Left the dock at 2pm and headed South 20 miles. Dove 2 tanks and headed home as the sun went down. There were hundreds of AJ. Water was 62* and crystal clear. It may take a day or two for my boys to loosen up after the wet ride home.


----------



## FenderBender (Oct 2, 2007)

Nice work! That's a whole lot of "want to!" Chest waders over a wet wetsuit are life savers on a winter ride in. Best wind/water block there is.


----------



## jspooney (Oct 2, 2007)

FenderBender said:


> Nice work! That's a whole lot of "want to!" Chest waders over a wet wetsuit are life savers on a winter ride in. Best wind/water block there is.


Great idea.


----------



## FishnLane (Oct 1, 2007)

Jeeze Louise!!! Mother-lode!! Warm up before cleaning those monsters!! that had to be COLD!!


----------



## JoeyWelch (Sep 25, 2009)

Big Giant Balls!
It’s Cold!!!


----------



## Jason (Oct 2, 2007)

Dang great eats!!! Jeff, last time we got some donks...I smoked the heads and the backbones on some that size and got a ton of meat that would usually be thrown out!!!


----------



## specktackler57 (May 15, 2011)

Nice work


----------



## floorman1 (Jan 10, 2012)

Good work. Glad someone gave it a shot.


----------



## lastcast (Oct 12, 2007)

How thick were the Triggers?


----------



## jspooney (Oct 2, 2007)

Jason said:


> Dang great eats!!! Jeff, last time we got some donks...I smoked the heads and the backbones on some that size and got a ton of meat that would usually be thrown out!!!

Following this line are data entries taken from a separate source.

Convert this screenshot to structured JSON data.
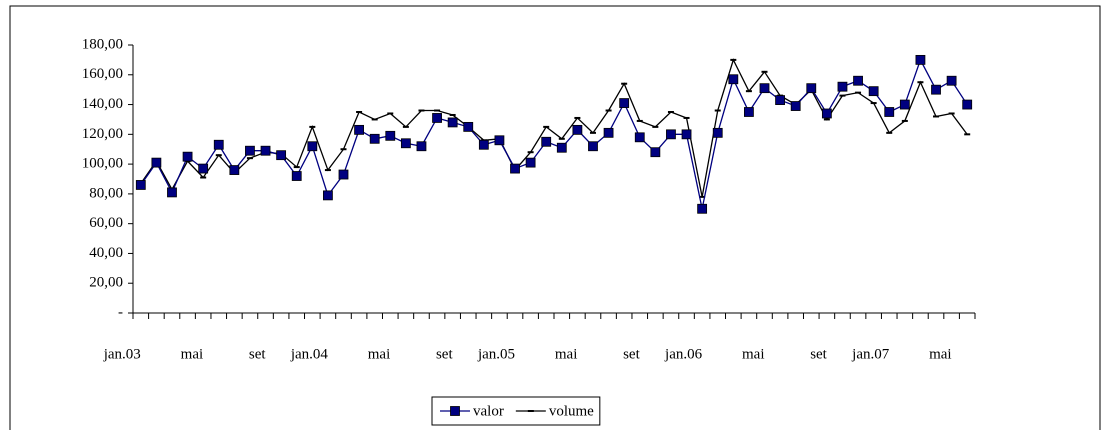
{
  "chart_data": {
    "type": "line",
    "categories": [
      "jan.03",
      null,
      null,
      null,
      "mai",
      null,
      null,
      null,
      "set",
      null,
      null,
      null,
      "jan.04",
      null,
      null,
      null,
      "mai",
      null,
      null,
      null,
      "set",
      null,
      null,
      null,
      "jan.05",
      null,
      null,
      null,
      "mai",
      null,
      null,
      null,
      "set",
      null,
      null,
      null,
      "jan.06",
      null,
      null,
      null,
      "mai",
      null,
      null,
      null,
      "set",
      null,
      null,
      null,
      "jan.07",
      null,
      null,
      null,
      "mai",
      null
    ],
    "series": [
      {
        "name": "valor",
        "color": "#000080",
        "marker": "square",
        "values": [
          86,
          101,
          81,
          105,
          97,
          113,
          96,
          109,
          109,
          106,
          92,
          112,
          79,
          93,
          123,
          117,
          119,
          114,
          112,
          131,
          128,
          125,
          113,
          116,
          97,
          101,
          115,
          111,
          123,
          112,
          121,
          141,
          118,
          108,
          120,
          120,
          70,
          121,
          157,
          135,
          151,
          143,
          139,
          151,
          134,
          152,
          156,
          149,
          135,
          140,
          170,
          150,
          156,
          140
        ]
      },
      {
        "name": "volume",
        "color": "#000000",
        "marker": "dash",
        "values": [
          87,
          102,
          83,
          102,
          91,
          106,
          94,
          104,
          108,
          107,
          98,
          125,
          96,
          110,
          135,
          130,
          134,
          125,
          136,
          136,
          133,
          125,
          116,
          117,
          96,
          108,
          125,
          117,
          131,
          121,
          136,
          154,
          129,
          125,
          135,
          131,
          78,
          136,
          170,
          149,
          162,
          146,
          140,
          150,
          130,
          146,
          148,
          141,
          121,
          129,
          155,
          132,
          134,
          120
        ]
      }
    ],
    "ylim": [
      0,
      180
    ],
    "yticks": [
      {
        "value": 0,
        "label": "-"
      },
      {
        "value": 20,
        "label": "20,00"
      },
      {
        "value": 40,
        "label": "40,00"
      },
      {
        "value": 60,
        "label": "60,00"
      },
      {
        "value": 80,
        "label": "80,00"
      },
      {
        "value": 100,
        "label": "100,00"
      },
      {
        "value": 120,
        "label": "120,00"
      },
      {
        "value": 140,
        "label": "140,00"
      },
      {
        "value": 160,
        "label": "160,00"
      },
      {
        "value": 180,
        "label": "180,00"
      }
    ],
    "grid": false,
    "legend": "bottom"
  }
}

You want me to bring em to you?


----------



## jspooney (Oct 2, 2007)

lastcast said:


> How thick were the Triggers?


Where we were, not so thick. The snapper and AJ's were rediculous, though.


----------



## Jason (Oct 2, 2007)

jspooney said:


> You want me to bring em to you?


Just giving ya FYI, makes good wades smoked "tuna" dip:thumbup:


----------



## kanaka (Oct 3, 2007)

jlw1972 said:


> Big Giant Balls!
> It’s Cold!!!


Not after air temp gets to em!


----------



## jspooney (Oct 2, 2007)

kanaka said:


> Not after air temp gets to em!


TRUTH. They didn't come out of hiding till the next day.


----------